Improving qualitative data management by agencies responding to refugee crises

Jessica Hallman
February 21, 2020

UNIVERSITY PARK, Pa. — As of September 2019 there were approximately 330,000 Venezuelans that had fled to neighboring Ecuador amid an economic and political crisis in their home country, according to the Regional Interagency Coordination Platform for Refugees and Migrants from Venezuela. The platform is led by the International Organization for Migration and the Office of the UN High Commissioner for Refugees (UNHCR). As humanitarian organizations respond to aid the displaced individuals and families, could helpful information in the Venezuelan refugee crisis in Ecuador be used more effectively, overcoming software, analytic or organizational limitations?

That is a question that Carleen Maitland, associate professor of information sciences and technology, is exploring as part of a new project — QualMiner — funded by the United Nations High Commissioner for Refugees (UNHCR) Innovation Program.

Maitland is working with UNHCR Information Management staff, together with staff of international non-government organization HIAS, in Quito, Ecuador, as well as Netherlands-based software firm BeDataDriven, whose platform, Activity Info, is used by nonprofit organizations to upload data about their programs. Ecuadorian relief agencies use the platform to input information about the services they provide as they help Venezuelan refugees access housing, healthcare and education.

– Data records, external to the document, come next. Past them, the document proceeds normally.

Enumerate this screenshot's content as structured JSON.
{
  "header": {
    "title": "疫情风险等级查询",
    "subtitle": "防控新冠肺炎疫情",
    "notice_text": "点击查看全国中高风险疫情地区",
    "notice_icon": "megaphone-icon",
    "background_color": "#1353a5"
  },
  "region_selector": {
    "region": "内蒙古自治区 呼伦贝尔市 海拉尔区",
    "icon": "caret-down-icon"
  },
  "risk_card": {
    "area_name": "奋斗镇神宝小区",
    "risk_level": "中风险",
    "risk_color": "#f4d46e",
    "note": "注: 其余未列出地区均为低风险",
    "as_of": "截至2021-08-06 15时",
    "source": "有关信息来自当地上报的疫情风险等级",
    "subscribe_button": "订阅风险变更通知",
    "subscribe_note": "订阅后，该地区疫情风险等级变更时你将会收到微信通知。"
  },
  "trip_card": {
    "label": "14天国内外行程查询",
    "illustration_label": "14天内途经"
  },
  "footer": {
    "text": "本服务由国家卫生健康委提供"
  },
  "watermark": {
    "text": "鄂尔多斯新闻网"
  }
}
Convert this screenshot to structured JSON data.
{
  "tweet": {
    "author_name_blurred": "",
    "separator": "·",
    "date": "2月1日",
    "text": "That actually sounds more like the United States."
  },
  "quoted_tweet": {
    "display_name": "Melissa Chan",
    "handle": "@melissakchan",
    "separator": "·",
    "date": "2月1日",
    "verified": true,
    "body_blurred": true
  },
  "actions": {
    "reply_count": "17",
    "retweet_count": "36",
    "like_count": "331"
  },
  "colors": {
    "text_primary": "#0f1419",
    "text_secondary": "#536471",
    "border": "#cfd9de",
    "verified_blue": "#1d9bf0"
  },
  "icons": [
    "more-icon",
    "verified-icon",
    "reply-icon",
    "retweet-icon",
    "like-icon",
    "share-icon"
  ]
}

According to Maitland, humanitarian systems in general, as well as the platform in particular, excel at managing quantitative data — such as how many refugees have been helped and the timeline to find housing — but present challenges to using, that is inputting, managing and analyzing, qualitative data.

“We find that in managing qualitative data there is a little bit more concern about what we in information sciences call ontologies, or the meanings associated with data,” said Maitland.

She explained that in quantitative terms, the platform can easily specify various dimensions of aid, such as what housing options have been secured for refugees. For example, quantitative data can be entered that housing has been found that has at least one bedroom per three people, and is available for longer than two weeks.

But how can qualitative data that involves a narrative element, such as a description of the neighborhood where the housing is located, best be captured? Currently, use of open-ended comment boxes in the software raise questions about the processes for collecting and analyzing these data. For instance, different staff members across collaborating organizations may use different terms to refer to the same concepts, generating discrepancies.

“So we’ve found organizations may handle data entry differently. Some use more centralized processes, whereby people from a field office send data to the capital via email, and someone there reads it all then standardizes and inputs it,” said Maitland. In others, a more decentralized approach is taken. “The question is, is there a best way? What do decision makers in the humanitarian response want? Can coordination bodies handle both approaches, letting individual organizations handle data management in a way that fits their established organizational processes?”

Maitland and College of IST master’s student Abdelhady Abuolba are researching processes for mining and managing qualitative data gathered in the operations for the Venezuelan refugee response. They are working together with the UNHCR Information Management team in Quito, Ecuador to test visual outputs of data — such as vignettes and word clouds — to try to understand which are most helpful for decision making, and if and how they differ from quantitative output.

“Through this project, our hope is that we will be able to make better use of qualitative data in humanitarian response and to improve response overall,” concluded Maitland. “We feel that just relying on quantitative data really misses a lot of the nuance of the benefits and challenges of humanitarian operations. Improved operations will help refugees overcome the trauma and loss experienced in Venezuela.”

The work is funded by the UNHCR Innovation Fund.